(An edited version of this piece was first published in The Hindu Business Line.)
Comics were a large part of my life as a child who felt out of place on the playground but they are only just beginning to enrich my adulthood. The jugalbandi between image and text is soothing in ways that might be difficult to convey to someone who has not tasted its magic yet. In the last couple of weeks while looking for meaning during the COVID-19 pandemic, I must admit that comics have not let me down. They have shown me that the world is indeed topsy-turvy, that laughter can be healing, and that we can care about social justice even in moments of personal fragility.
Sayan Mukherjee (@sayanart on Instagram) is a Kolkata-based illustrator whose comics appeal to me because of their simplicity. Whether it is an image of a man whose wings are being clipped as he is forced into a lockdown, or a father whose son refuses to get off his back during the mandatory work from home situation, or a man struggling to keep his mask in place while balancing heavy bags of groceries in both hands — the artist presents his subjects with an affectionate gaze. He acknowledges their struggle for survival and their desire for freedom.
The use of text in his comics is minimal, and that adds to the impact of his visuals. There is an immediacy to them, an absence of cleverness, and a light-hearted look at what constitutes the new normal. He does not shy away from critique of police brutality, or of citizens who do not follow safety guidelines about physical distancing, but there is a subtlety in his approach that brings the point home without belabouring it.
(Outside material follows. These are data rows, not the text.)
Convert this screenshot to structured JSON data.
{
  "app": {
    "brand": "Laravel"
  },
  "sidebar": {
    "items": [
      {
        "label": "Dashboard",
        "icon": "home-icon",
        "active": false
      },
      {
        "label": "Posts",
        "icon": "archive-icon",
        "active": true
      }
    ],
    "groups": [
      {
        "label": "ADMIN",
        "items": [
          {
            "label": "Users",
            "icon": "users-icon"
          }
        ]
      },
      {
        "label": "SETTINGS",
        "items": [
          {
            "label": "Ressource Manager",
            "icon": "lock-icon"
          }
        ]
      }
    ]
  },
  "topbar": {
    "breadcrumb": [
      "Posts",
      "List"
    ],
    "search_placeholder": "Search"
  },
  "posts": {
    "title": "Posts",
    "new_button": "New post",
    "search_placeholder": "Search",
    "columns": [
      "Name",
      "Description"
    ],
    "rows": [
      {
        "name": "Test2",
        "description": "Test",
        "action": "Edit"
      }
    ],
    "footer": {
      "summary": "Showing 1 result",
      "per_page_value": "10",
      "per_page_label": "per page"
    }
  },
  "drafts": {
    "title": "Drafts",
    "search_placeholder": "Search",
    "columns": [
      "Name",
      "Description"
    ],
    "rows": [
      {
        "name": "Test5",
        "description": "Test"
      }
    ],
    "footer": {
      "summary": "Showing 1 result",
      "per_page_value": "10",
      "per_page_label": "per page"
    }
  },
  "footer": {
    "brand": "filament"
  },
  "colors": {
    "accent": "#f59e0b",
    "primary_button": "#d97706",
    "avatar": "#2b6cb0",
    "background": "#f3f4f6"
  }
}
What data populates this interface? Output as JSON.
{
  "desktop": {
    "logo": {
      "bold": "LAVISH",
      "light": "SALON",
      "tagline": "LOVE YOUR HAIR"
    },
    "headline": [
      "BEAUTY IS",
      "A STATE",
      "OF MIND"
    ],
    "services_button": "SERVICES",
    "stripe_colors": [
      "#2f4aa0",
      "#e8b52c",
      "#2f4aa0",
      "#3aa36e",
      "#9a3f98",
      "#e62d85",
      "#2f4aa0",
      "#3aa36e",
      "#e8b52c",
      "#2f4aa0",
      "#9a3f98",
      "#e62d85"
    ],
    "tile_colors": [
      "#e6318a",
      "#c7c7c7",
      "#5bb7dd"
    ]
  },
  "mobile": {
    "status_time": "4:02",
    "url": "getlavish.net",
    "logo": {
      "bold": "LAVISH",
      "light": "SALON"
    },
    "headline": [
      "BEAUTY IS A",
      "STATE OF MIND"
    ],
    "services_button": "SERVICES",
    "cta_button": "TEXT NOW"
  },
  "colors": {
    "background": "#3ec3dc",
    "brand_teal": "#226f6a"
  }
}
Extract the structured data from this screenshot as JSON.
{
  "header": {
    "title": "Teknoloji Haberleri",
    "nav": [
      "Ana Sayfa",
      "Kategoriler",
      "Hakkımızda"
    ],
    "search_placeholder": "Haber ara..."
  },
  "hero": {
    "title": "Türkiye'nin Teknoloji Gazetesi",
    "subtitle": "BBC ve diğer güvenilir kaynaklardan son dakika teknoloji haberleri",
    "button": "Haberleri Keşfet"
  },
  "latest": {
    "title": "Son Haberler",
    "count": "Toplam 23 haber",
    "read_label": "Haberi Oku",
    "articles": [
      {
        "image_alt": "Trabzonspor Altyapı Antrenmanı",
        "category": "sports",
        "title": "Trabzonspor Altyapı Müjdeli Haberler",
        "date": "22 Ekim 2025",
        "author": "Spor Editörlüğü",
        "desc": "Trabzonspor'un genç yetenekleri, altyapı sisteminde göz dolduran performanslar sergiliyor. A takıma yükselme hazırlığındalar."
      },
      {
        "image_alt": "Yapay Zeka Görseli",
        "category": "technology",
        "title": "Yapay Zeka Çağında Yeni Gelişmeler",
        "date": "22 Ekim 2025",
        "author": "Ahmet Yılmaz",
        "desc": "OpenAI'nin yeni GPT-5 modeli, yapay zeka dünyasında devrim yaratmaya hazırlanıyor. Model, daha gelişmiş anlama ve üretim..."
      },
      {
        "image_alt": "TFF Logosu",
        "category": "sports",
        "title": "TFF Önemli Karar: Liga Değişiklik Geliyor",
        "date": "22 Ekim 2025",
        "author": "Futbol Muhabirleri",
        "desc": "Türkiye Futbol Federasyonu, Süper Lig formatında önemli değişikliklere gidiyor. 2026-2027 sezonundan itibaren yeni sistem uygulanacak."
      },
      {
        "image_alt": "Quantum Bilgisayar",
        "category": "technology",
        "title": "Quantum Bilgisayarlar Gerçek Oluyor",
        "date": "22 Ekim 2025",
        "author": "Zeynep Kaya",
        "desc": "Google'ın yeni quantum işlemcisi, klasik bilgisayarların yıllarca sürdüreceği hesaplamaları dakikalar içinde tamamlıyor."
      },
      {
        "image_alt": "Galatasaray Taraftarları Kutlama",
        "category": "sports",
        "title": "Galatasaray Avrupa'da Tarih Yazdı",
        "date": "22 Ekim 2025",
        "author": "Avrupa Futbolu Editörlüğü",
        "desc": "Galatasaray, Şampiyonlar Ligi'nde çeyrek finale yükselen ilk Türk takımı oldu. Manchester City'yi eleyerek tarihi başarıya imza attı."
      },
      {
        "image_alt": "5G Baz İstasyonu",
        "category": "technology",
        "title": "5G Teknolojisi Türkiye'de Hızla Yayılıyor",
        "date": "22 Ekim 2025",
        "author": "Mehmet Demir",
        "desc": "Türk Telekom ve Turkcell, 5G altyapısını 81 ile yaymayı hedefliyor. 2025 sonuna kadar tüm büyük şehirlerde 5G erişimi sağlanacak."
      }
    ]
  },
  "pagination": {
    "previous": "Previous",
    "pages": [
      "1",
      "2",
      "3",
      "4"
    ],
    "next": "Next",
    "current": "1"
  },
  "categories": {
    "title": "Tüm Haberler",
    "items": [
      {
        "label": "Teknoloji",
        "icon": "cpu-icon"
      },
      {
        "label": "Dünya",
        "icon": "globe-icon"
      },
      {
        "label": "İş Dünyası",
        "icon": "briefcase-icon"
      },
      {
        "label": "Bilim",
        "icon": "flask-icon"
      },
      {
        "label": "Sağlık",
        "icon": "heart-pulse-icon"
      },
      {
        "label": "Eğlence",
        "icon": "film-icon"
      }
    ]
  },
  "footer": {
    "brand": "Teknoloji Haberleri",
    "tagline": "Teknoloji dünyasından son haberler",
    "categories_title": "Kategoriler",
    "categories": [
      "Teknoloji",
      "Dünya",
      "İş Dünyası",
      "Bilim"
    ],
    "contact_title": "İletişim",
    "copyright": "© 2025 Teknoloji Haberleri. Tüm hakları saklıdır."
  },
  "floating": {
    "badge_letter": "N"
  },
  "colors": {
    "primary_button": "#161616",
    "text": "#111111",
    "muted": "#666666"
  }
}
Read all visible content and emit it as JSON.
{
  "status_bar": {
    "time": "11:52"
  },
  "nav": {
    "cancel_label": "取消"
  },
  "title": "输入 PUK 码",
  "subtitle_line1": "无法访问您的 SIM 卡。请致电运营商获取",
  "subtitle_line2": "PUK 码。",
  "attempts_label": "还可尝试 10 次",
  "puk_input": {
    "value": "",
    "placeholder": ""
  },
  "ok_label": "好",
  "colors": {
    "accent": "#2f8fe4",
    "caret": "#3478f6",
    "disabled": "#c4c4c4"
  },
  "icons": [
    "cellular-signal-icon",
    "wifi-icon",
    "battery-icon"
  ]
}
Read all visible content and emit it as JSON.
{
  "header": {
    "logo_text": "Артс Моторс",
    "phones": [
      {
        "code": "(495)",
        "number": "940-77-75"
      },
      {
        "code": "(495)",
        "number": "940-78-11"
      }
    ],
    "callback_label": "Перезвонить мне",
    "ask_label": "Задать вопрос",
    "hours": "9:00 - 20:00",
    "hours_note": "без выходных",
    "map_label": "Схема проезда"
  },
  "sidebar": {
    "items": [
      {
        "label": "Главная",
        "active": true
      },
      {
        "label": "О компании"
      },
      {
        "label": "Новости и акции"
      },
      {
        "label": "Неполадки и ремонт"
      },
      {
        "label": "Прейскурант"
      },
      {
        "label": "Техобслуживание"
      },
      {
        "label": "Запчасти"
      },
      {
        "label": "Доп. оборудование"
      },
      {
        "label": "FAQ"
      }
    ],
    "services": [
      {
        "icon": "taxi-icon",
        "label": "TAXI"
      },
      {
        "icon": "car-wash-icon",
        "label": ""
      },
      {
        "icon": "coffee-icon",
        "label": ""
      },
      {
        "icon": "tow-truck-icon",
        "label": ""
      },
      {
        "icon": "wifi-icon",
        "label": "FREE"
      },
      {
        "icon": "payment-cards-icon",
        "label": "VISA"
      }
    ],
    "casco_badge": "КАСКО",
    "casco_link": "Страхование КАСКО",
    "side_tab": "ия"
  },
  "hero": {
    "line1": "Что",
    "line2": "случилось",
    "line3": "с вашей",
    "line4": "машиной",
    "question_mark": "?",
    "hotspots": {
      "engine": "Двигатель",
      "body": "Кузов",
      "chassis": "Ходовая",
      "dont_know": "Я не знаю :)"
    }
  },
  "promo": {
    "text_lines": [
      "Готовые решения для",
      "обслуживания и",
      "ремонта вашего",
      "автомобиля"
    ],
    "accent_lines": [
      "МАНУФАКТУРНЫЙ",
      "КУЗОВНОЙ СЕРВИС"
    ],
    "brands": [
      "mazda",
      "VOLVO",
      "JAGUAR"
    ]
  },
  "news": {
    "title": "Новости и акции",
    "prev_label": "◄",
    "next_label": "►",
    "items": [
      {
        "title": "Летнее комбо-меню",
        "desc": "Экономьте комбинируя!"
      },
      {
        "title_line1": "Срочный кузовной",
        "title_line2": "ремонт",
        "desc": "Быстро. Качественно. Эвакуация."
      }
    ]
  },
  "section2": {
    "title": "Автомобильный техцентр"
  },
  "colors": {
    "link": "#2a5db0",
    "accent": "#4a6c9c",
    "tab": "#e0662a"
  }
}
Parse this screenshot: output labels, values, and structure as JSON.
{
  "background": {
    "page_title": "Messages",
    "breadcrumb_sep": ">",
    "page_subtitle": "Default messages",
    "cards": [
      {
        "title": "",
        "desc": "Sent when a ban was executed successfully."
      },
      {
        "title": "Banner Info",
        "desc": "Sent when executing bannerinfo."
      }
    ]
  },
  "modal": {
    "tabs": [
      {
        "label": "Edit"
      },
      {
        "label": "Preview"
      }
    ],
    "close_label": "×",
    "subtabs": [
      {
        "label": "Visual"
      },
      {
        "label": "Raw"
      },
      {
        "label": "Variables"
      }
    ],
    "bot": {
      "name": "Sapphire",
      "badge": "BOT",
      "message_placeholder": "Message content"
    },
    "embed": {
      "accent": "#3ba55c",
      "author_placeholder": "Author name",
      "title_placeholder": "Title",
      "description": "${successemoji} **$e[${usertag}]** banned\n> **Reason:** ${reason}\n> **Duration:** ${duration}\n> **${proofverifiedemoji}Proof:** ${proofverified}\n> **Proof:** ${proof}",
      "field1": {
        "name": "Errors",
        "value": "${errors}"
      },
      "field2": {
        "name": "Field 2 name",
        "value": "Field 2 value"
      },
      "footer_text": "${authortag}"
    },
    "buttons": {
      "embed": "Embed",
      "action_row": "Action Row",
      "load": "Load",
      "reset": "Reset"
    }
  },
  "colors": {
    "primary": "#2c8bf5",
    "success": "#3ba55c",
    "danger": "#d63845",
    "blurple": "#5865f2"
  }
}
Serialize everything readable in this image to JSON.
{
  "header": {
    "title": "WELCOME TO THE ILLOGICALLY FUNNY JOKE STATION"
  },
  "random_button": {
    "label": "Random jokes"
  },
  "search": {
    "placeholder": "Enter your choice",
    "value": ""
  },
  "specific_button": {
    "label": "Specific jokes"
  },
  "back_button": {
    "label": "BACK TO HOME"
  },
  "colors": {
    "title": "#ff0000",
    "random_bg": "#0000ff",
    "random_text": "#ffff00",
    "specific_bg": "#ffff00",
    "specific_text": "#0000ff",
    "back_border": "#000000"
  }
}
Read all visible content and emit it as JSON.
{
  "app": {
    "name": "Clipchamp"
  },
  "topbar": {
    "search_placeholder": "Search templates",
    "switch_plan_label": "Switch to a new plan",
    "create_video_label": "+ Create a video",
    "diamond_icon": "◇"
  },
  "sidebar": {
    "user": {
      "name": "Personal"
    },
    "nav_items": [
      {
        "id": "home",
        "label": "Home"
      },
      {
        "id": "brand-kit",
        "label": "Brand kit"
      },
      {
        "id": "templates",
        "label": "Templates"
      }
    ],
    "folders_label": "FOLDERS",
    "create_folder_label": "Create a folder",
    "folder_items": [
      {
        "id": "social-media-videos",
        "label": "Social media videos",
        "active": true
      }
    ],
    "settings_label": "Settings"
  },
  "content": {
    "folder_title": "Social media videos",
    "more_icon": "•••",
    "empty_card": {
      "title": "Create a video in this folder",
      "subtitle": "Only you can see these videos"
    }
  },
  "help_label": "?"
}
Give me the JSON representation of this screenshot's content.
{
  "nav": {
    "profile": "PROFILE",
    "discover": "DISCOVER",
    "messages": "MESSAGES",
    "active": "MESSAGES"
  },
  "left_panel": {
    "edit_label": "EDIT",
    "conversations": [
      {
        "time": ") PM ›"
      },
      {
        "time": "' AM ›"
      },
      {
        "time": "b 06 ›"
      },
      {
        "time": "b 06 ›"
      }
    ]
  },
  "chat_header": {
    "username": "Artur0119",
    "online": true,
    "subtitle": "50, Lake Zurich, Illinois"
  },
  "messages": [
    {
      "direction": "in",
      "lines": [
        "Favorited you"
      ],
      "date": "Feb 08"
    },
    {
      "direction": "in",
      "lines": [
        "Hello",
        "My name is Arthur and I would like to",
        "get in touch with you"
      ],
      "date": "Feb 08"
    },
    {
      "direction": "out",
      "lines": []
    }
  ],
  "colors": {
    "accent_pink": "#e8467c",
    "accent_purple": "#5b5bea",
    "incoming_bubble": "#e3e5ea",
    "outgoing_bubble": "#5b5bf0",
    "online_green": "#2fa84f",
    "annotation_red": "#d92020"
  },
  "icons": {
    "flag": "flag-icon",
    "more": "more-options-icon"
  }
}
Ah To, a comic artist living in Hong Kong (@ah_to_hk on Instagram), has a style that is more biting in its satire. My favourite comic is the one that shows toilet paper being preserved in a safe, along with gold bars and surgical masks. However, the comic that has drawn more attention because of its explicitly political stance is one that mocks the World Health Organization’s decision to change the name of the Wuhan coronavirus to novel coronavirus in their attempt to avoid linking the pandemic to China and holding it accountable.
Though it is common knowledge that the Chinese government suppressed crucial information, and endangered many lives all over the world, the economic might of China has led many international leaders to chicken out from naming it as a culprit. The object of ridicule in this comic is WHO Director-General Tedros Adhanom Ghebreyesus, and the one standing up to him is a chicken with a spray can making graffiti on the walls. The images are ingenious and hard-hitting.
While the authoritarian regime in China continues to flex its political muscle, the people who have had to bear the brunt are the citizens and those of Chinese heritage who live in other parts of the world. Unfortunately, the global ire against China has provided fodder for racism against all east Asians who ‘look Chinese’ to people who do not know any better. In India itself, people from the North-east have been subjected to verbal abuse and hate crimes because they are mistakenly viewed as carriers of the virus, therefore a source of danger.
The comics created by Swedish-Korean illustrator, comic book artist and activist Lisa Wool-Rim Sjöblom (@chung.woolrim on Instagram) talk back against sinophobia or chinophobia — terms used to designate discrimination against Chinese people and prejudice against Chinese culture. She lives in New Zealand, and her comics gave a human face to the violence experienced by these racial minorities in predominantly white countries where it has become unsafe for many of them to use public transport.
The most poignant image that has stayed with me is of a mother telling her children, “Because of this virus, there’s a chance that people may say or do mean things to us.” She wants to prepare them for a society that will dehumanize them because of the way they look. While the virus can be tackled with medical treatment and perhaps a vaccine in the future, one wonders if there is any cure for bigotry.
Compassion seems to be the only antidote, as articulated by Mumbai-based cartoonist Hemant Morparia (@hemantmorparia on Instagram) in a recent comic of his wherein a little girl holds her mother’s hand and asks, “You think there will be an outbreak of Karuna (meaning compassion) in Delhi, Ma?” It was published soon after the communal violence in Delhi this February that brought murder and mayhem upon low-income Muslim communities in the capital.
Islamophobic discourse seems to have got a fresh boost with many COVID-19 cases now being traced back to a religious gathering in the Muslim neighbourhood of Nizamuddin in Delhi. While it is important to focus on clusters so that one can contain the spread of the virus, it is unhelpful to demonize a whole community. Anyone who is vigilant enough can see through this ploy to detract from the criticism Prime Minister Narendra Modi has received for his failure to protect the most marginalized at this vulnerable time.